Repository files navigation

Data Science Ontology

Build Status DOI

The Data Science Ontology is a knowledge base about data science that aims to:

  • catalog and formalize the concepts of data science
  • semantically annotate popular software packages for data science
  • power new AI assistants for data scientists

To learn more about the Data Science Ontology, start here.

The Data Science Ontology is young but growing! We welcome contributions of concepts and annotations. Learn how to contribute.
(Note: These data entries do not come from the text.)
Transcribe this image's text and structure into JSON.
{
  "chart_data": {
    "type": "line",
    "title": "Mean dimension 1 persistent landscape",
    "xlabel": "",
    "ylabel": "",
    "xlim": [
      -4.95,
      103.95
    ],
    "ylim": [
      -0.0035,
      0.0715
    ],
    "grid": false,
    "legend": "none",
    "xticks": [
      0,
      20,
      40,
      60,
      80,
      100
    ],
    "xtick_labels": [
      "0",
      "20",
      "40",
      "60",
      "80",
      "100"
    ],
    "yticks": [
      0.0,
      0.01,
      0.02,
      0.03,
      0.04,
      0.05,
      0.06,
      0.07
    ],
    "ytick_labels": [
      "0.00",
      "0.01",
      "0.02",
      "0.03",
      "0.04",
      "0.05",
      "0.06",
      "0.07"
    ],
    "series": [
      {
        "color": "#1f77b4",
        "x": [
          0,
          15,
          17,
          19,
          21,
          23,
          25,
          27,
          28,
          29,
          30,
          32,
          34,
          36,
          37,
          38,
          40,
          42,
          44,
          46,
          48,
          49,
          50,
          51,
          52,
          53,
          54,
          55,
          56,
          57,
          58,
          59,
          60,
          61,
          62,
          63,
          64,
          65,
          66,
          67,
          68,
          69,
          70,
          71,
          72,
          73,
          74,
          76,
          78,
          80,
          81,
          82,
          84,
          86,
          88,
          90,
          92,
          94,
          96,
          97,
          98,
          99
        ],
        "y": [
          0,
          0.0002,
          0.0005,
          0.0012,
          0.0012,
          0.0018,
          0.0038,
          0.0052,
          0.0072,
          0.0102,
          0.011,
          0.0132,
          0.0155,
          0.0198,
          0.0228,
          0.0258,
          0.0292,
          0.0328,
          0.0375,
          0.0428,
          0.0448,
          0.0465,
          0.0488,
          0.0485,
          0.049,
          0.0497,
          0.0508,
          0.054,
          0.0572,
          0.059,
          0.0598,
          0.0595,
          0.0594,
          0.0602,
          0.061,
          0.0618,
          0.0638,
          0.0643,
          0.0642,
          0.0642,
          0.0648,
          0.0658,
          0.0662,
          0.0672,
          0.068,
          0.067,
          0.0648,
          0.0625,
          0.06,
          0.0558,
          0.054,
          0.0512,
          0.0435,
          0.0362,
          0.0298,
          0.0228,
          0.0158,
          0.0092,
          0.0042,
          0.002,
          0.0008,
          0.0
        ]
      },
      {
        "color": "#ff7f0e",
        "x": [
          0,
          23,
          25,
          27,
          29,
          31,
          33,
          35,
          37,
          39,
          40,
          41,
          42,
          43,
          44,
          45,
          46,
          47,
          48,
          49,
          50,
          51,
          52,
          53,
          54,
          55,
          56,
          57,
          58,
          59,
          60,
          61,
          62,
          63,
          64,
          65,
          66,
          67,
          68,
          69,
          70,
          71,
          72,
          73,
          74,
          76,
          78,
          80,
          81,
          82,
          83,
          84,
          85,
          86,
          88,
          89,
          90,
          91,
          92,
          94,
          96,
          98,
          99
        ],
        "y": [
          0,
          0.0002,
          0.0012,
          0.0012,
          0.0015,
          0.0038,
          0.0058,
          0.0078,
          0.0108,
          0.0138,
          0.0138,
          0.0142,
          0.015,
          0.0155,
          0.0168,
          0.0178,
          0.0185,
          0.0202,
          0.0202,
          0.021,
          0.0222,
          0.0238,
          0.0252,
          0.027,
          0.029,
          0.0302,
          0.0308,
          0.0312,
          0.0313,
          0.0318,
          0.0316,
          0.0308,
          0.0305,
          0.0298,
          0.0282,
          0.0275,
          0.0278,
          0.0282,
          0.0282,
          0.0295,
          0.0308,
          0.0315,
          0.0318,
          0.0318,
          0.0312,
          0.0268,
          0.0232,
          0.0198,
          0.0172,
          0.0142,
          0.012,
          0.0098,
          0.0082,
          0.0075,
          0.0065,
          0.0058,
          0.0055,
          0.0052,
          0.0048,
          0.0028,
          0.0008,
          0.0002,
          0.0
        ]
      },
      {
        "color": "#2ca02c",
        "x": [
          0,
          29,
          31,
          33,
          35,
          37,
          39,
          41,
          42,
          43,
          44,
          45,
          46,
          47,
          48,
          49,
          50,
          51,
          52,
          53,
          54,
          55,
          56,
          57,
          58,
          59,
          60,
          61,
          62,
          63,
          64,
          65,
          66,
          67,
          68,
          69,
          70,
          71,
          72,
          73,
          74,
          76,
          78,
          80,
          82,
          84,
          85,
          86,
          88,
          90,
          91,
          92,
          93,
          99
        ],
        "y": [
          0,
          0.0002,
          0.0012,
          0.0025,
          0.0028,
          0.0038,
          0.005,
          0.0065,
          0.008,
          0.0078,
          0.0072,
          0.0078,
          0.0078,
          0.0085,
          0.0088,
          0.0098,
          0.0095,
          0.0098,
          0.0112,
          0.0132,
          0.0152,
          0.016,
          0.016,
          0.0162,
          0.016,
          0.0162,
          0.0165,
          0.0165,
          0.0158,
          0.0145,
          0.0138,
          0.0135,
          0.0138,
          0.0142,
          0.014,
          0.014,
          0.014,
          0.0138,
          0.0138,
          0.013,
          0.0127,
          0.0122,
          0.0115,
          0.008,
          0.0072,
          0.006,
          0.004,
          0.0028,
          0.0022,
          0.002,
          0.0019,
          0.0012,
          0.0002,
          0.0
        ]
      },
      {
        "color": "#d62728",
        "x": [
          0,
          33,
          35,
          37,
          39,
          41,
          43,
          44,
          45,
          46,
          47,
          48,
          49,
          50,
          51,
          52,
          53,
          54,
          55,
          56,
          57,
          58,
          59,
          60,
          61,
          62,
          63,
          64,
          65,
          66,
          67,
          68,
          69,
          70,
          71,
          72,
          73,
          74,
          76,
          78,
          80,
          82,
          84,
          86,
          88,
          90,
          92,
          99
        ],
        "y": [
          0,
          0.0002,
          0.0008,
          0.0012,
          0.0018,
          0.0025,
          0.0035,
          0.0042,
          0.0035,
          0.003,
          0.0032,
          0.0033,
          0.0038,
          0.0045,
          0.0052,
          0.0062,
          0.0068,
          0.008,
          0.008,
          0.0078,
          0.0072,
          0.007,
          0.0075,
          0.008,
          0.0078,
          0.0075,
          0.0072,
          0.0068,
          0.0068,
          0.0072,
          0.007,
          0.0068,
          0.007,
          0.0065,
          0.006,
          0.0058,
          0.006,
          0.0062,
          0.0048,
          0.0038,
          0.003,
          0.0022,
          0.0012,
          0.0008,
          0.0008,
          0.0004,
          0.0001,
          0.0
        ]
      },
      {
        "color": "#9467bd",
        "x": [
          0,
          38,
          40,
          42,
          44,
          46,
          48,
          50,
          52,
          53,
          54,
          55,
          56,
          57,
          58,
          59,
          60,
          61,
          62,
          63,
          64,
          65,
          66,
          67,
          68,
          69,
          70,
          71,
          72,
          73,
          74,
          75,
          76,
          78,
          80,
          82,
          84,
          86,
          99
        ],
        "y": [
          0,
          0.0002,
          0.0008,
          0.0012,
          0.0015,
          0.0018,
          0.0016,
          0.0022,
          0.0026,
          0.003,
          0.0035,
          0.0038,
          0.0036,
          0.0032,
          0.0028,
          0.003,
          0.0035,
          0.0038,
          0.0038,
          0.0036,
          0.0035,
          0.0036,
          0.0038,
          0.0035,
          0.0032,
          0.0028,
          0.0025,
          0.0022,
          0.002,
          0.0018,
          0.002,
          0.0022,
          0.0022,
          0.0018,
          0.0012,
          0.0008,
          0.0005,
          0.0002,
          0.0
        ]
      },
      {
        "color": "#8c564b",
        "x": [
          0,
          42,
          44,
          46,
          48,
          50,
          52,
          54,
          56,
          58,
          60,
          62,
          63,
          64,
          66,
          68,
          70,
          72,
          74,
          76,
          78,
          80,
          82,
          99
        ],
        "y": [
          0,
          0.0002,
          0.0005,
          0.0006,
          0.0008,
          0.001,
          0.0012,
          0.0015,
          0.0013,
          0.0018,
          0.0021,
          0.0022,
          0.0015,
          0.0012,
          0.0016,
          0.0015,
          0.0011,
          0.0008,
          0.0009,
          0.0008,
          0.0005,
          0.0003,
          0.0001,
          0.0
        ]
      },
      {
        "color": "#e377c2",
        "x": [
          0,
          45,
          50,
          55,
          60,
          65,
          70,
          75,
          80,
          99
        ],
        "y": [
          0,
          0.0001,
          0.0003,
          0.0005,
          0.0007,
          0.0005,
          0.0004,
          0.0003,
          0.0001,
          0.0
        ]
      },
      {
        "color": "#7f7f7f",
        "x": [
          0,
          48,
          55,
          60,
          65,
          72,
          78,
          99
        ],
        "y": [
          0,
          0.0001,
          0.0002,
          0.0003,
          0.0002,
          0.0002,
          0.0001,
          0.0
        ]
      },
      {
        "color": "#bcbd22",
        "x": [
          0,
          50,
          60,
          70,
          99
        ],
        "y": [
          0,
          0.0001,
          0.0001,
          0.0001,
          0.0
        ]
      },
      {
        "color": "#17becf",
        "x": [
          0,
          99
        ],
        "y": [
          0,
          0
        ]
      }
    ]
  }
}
For improvements to the web frontend, please visit the dedicated frontend repository.

Developer documentation

Getting started on your machine

Ensure jq, pandoc-citeproc, and npm are installed.

To install the JavaScript-based dependencies: npm install

To build the ontology into the build folder: npm run build

To validate the ontology after building: npm run validate

Uploading to a CouchDB database

The following steps assume using the IBM Cloud free tier, but can be adjusted to other CouchDB services.

  1. Create a Cloudant resource.
  2. On the Service Details page, choose Launch Cloudant Dashboard.
  3. On the Databases page, choose Create Database.
  4. Name your database data-science-ontology, choose Non-partitioned and choose Create.
  5. On the Account page, under the Settings tab, copy the External Endpoint (preferred) value, and assign it to the COUCH_URL environment variable (note: do not use a trailing slash).
  6. Use IAM to set up an API key and assign it to the IAM_API_KEY environment variable.
  7. Run npm run upload-couchdb.

If you want to re-run step 7 after a new build, run npm run clean-couchdb first. Note that this removes all non-design documents from your database.